The two key verses for this New Covenant understanding of rest is Col. 2:16 and Heb. 4:8-10. The ESV Study Bible states, “the Sabbath rest remains possible for God’s people to enter even now, in this life (v. 9). The promise of entering now into this rest means ceasing from the spiritual strivings that reflect uncertainty about one’s final destiny; it means enjoyment of being established in the presence of God, to share in the everlasting joy that God entered when he rested on the seventh day (v. 10).”

Last, as believers we are no longer bound by law to keep Friday night as a day of obligation in worship, but we are bound to trust Christ by faith to be the adequacy of God in us.
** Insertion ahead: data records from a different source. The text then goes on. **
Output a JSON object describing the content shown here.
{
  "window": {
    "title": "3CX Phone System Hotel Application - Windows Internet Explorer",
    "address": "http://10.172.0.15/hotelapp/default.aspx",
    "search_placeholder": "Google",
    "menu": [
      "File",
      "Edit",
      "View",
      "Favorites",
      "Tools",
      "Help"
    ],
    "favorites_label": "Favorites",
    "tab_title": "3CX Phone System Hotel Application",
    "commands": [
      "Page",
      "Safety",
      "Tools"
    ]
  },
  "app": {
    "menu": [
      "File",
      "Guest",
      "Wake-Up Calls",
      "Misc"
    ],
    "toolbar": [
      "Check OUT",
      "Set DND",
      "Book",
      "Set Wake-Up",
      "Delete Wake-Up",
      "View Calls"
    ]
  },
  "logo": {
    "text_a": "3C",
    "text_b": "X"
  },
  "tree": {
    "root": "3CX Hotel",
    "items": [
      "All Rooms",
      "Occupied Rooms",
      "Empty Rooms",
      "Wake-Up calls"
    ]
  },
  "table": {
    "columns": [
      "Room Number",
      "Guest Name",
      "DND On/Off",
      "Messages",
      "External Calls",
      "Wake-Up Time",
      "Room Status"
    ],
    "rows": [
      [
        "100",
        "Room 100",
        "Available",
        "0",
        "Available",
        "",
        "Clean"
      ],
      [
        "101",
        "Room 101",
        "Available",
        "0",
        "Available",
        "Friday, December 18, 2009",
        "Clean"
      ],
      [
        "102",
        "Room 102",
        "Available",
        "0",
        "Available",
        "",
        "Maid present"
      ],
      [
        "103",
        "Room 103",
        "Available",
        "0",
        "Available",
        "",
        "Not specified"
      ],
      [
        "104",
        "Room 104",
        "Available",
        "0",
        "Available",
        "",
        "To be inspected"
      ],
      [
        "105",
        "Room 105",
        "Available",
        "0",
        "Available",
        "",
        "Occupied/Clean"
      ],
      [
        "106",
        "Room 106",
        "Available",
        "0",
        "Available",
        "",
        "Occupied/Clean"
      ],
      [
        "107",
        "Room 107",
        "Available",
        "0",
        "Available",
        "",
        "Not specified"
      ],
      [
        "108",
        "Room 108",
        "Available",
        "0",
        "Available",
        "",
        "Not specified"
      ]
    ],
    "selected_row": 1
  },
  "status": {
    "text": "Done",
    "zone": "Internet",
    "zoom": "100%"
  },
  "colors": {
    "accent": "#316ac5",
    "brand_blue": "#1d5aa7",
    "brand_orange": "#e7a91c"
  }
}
The rest that Christ gives is an inward and spiritual thing. It is rest of heart, rest of conscience, rest of mind, rest of affection, rest of will. It is rest, from a comfortable sense of sins being all forgiven and guilt all put away. It is rest, from a solid hope of good things to come, laid up beyond the reach of disease, death and the grave. It is rest, from the well-grounded feeling, that the great business of life is settled, its great end provided for, that in time all is well done, and in eternity heaven will be our home.

J.C. Ryle, Old Paths (Carlisle, PA: Banner of Truth, 1999), 368.